Our hypothesis is supported by the observation that this increase of laboratory parameters measured in blood samples after DMSO or Baicalein could also be demonstrated in the IRI-induced mice groups. However, the increase of transaminase and GLDH, calculated as the relative increase in enzyme activation, was up to four times lower than between the sham-operated groups after Baicalein treatment. This facilitates the hypothesis that the significantly reduced increase of liver enzymes might be due to the cell protective effects as mentioned before. Concordantly to our previously described results, this became more evident after Baicalein pretreatment than after sole DMSO application, predominantly in AST and GLDH levels. However, whether the toxic effects of a therapy targeting 12/15-LOX qualifies its protective value in long term concerning hepatic IRI is yet to be investigated.

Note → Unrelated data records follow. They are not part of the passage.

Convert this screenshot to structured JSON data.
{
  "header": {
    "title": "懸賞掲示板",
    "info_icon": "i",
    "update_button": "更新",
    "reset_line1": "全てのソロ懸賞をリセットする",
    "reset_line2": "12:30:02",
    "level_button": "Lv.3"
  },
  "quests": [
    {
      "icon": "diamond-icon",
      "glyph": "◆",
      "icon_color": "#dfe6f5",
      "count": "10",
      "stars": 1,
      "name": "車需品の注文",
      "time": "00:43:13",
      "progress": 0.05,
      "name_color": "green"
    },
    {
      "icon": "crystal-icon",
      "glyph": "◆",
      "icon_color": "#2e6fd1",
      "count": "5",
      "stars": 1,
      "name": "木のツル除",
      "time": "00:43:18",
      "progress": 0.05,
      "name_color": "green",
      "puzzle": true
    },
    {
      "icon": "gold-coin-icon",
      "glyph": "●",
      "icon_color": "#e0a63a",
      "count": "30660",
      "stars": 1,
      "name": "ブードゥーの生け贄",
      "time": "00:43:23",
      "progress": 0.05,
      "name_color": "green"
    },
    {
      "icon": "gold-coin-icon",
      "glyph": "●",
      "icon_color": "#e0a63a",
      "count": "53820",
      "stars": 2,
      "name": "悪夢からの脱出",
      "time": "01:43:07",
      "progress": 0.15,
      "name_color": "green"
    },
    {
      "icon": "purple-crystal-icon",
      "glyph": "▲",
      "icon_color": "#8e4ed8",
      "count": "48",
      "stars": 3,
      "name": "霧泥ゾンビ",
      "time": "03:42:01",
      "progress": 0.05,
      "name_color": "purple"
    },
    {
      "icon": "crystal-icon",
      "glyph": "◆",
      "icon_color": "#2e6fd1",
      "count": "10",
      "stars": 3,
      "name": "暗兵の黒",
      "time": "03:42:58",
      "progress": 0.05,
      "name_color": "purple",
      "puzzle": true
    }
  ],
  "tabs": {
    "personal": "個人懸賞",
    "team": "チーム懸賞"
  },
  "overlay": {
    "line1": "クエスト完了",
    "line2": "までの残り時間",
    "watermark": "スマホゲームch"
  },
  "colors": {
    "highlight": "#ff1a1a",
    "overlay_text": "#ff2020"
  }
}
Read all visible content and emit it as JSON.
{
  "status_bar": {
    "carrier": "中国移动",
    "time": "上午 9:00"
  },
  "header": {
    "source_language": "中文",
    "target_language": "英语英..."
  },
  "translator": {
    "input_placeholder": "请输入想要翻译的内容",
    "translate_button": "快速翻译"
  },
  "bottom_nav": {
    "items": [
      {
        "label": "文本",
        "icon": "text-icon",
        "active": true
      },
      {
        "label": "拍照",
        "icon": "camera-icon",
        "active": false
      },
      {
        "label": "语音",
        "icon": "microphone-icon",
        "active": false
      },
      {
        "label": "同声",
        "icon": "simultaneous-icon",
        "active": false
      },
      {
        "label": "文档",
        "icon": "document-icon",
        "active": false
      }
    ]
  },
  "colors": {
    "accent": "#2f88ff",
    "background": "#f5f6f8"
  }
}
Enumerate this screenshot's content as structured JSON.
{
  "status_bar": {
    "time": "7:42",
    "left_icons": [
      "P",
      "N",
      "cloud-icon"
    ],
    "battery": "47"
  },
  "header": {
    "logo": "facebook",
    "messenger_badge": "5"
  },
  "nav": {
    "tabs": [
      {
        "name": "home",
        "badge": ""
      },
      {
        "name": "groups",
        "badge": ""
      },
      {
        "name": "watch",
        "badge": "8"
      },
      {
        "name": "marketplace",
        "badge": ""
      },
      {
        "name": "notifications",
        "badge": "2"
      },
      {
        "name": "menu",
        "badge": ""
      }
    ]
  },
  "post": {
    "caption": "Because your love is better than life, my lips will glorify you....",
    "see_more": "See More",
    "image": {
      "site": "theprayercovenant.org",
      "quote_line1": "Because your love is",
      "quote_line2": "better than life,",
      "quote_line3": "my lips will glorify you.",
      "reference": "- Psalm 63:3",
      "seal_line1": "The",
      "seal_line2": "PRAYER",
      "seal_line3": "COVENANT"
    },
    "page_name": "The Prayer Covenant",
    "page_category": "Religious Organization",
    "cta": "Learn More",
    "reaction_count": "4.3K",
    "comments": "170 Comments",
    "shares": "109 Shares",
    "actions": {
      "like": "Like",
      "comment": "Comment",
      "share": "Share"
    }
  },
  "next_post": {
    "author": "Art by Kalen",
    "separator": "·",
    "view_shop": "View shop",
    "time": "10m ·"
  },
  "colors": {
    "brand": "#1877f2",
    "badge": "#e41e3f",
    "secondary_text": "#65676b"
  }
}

Conclusively, it can be stated that the inhibition of 12/15-LOX prevents cell death caused by hepatic IRI by sustaining glutathione hemostasis—presumably involving GPX4—therefore attenuating oxidative stress. Furthermore, our results suggest that the 12/15-LOX-dependent signaling cascade might relevantly impact on the key enzymes JNK, caspase-3, PARP, and ERK and thus plays a major role within the development of hepatic IRI. After further scientific evaluation, this could be considered as a starting point for developing therapeutic approaches to minimize hepatic IRI in major liver surgery and OLT, as long as a reasonable relation between toxicity and protectiveness can be achieved.

Conflicts of Interest

The authors declare that they have no conflicts of interest.

Acknowledgments

The study was supported by the grants of Astellas®.